В медсанчасти было грязно. Прибор показывал радиоактивность. Мобилизовали женщин из Южатомэнергомонтажа. Они все время мыли полы в коридоре и в палатах Ходил дозиметрист и все измерял. Бормотал при этом: "Моют, моют, а все грязно..."

В открытое окно услышал, что меня зовут. Выглянул, а внизу Сережа Камышный из моей смены. Спрашивает: "Ну как дела?" А я ему в ответ: "Закурить есть?" Спустили шпагат и на шпагате подняли сигареты, Я ему сказал: "А ты, Серега, что бродишь? Ты тоже нахватался. Иди к нам". "Да я нормально себя чувствую. Вот дезактивировался.-Он достал из кармана бутылку водки.-Тебе не надо?" "Не-ет! Мне уже влили..."

Заглянул в палату к Лене Топтунову. Он лежал. Весь буро-коричневый. У него был сильно отекший рот, губы. Распух язык. Ему было трудно говорить. Всех мучило одно: почему взрыв? Я спросил его о запасе реактивности. Он с трудом сказал, что "Скала" показывала восемнадцать стержней. Но, может, врала. Машина иногда врет...

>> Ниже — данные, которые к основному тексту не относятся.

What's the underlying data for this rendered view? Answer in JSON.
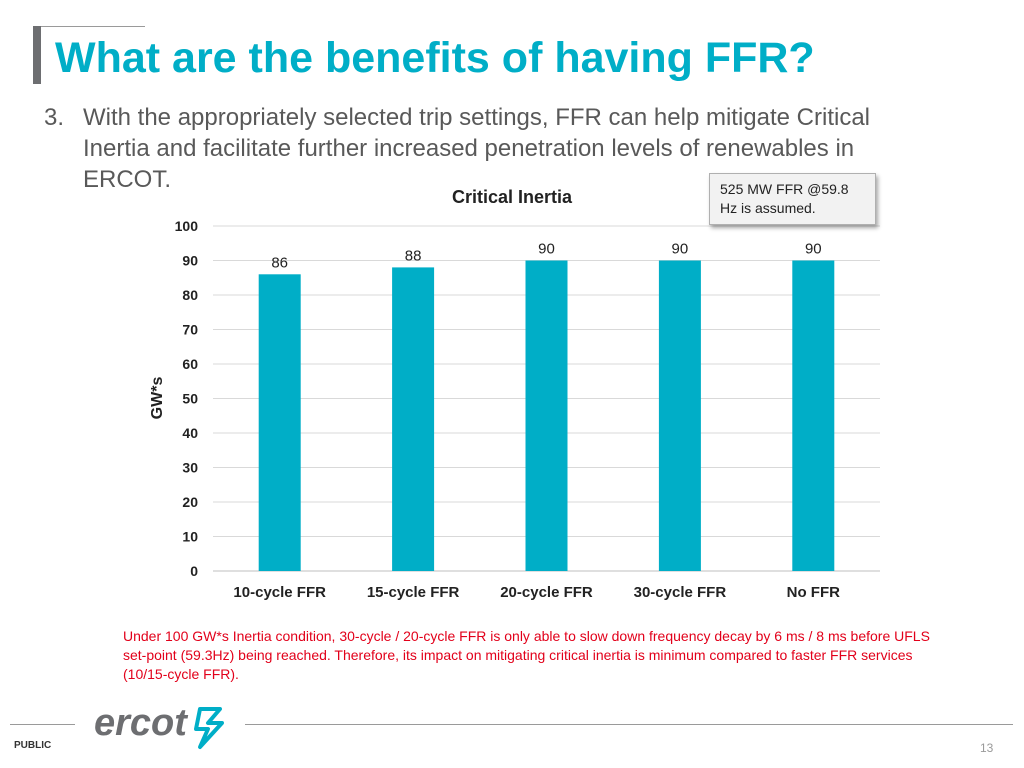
{
  "slide": {
    "title": "What are the benefits of having FFR?",
    "bullet_number": "3.",
    "bullet_text": "With the appropriately selected trip settings, FFR can help mitigate Critical Inertia and facilitate further increased penetration levels of renewables in ERCOT.",
    "callout": "525 MW FFR @59.8 Hz is assumed.",
    "note": "Under 100 GW*s Inertia condition, 30-cycle / 20-cycle FFR is only able to slow down frequency decay by 6 ms / 8 ms before UFLS set-point (59.3Hz) being reached. Therefore, its impact on mitigating critical inertia is minimum compared to faster FFR services (10/15-cycle FFR).",
    "footer_label": "PUBLIC",
    "logo_text": "ercot",
    "page_number": "13"
  },
  "colors": {
    "title": "#00aec7",
    "bar": "#00aec7",
    "note": "#e2001a"
  },
  "chart_data": {
    "type": "bar",
    "title": "Critical Inertia",
    "xlabel": "",
    "ylabel": "GW*s",
    "categories": [
      "10-cycle FFR",
      "15-cycle FFR",
      "20-cycle FFR",
      "30-cycle FFR",
      "No FFR"
    ],
    "values": [
      86,
      88,
      90,
      90,
      90
    ],
    "ylim": [
      0,
      100
    ],
    "yticks": [
      0,
      10,
      20,
      30,
      40,
      50,
      60,
      70,
      80,
      90,
      100
    ],
    "data_labels": true,
    "grid": true,
    "legend": "none"
  }
}
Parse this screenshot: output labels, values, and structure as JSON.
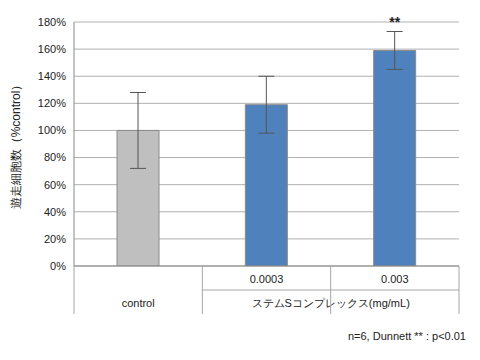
{
  "chart_data": {
    "type": "bar",
    "y_label": "遊走細胞数（%control）",
    "categories": [
      "control",
      "0.0003",
      "0.003"
    ],
    "x_group": {
      "label": "ステムSコンプレックス(mg/mL)",
      "categories": [
        "0.0003",
        "0.003"
      ]
    },
    "values": [
      100,
      119,
      159
    ],
    "errors": [
      28,
      21,
      14
    ],
    "colors": [
      "#bfbfbf",
      "#4f81bd",
      "#4f81bd"
    ],
    "ylim": [
      0,
      180
    ],
    "yticks": [
      {
        "value": 0,
        "label": "0%"
      },
      {
        "value": 20,
        "label": "20%"
      },
      {
        "value": 40,
        "label": "40%"
      },
      {
        "value": 60,
        "label": "60%"
      },
      {
        "value": 80,
        "label": "80%"
      },
      {
        "value": 100,
        "label": "100%"
      },
      {
        "value": 120,
        "label": "120%"
      },
      {
        "value": 140,
        "label": "140%"
      },
      {
        "value": 160,
        "label": "160%"
      },
      {
        "value": 180,
        "label": "180%"
      }
    ],
    "grid": true,
    "annotations": [
      {
        "category": "0.003",
        "text": "**"
      }
    ],
    "footnote": "n=6, Dunnett ** : p<0.01"
  }
}
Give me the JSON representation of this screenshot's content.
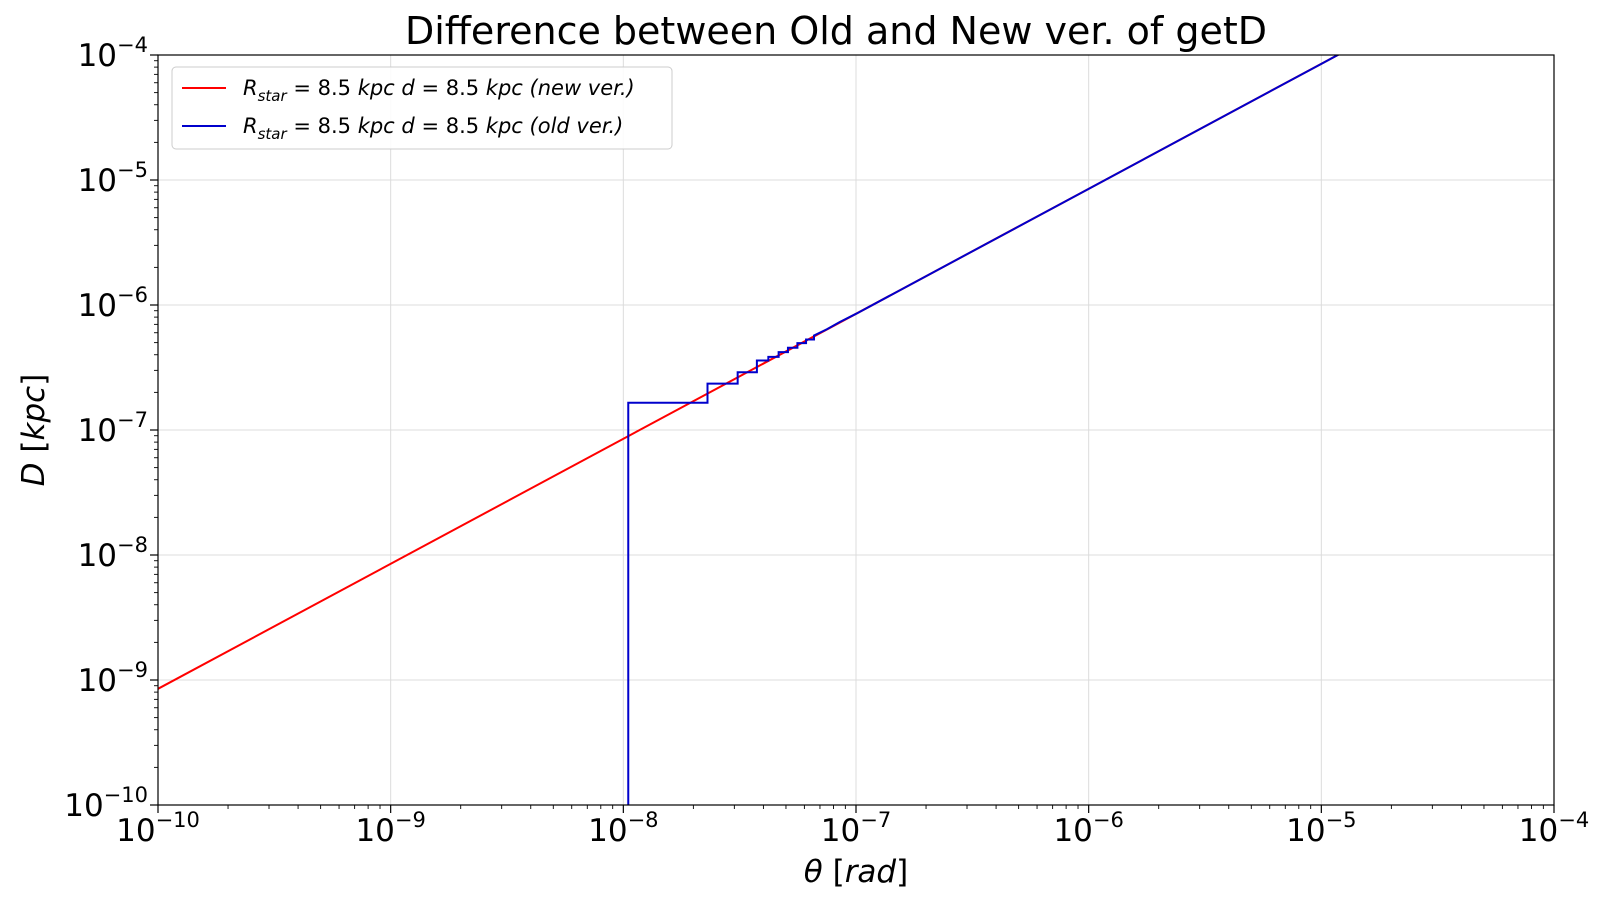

Володя Шашенок умер от ожогов и радиации в шесть утра. Его, кажется, уже похоронили на деревенском кладбище. А заместитель начальника электроцеха Александр Лелеченко после капельницы почувствовал себя настолько хорошо, что сбежал из медсанчасти и снова пошел на блок. Второй раз его уже повезли в Киев в очень тяжелом состоянии. Там он и скончался в страшных муках. Общая доза, им полученная, составила 2,5 тысячи рентген. Не помогли ни интенсивная терапия, ни пересадка костного мозга...

После капельницы многим стало лучше. Я встретил в коридоре Проскурякова и Кудрявцева. Они оба держали руки прижатыми к груди. Как закрывались ими от излучения реактора в центральном зале, так и остались руки в согнутом положении, не могли разогнуть, страшная боль.

Валера Перевозченко после капельницы не встал. Лежал молча, отвернувшись к стене. Толя Кургуз был весь в ожоговых пузырях. В иных местах кожа лопнула и висела лохмотьями. Лицо и руки сильно отекли и покрылись корками. При каждом мимическом движении корки лопались. И изнурительная боль. Он жаловался, что все тело превратилось в сплошную боль. В таком же состоянии был Петя Паламарчук, вынесший Володю Шашенка из атомного ада.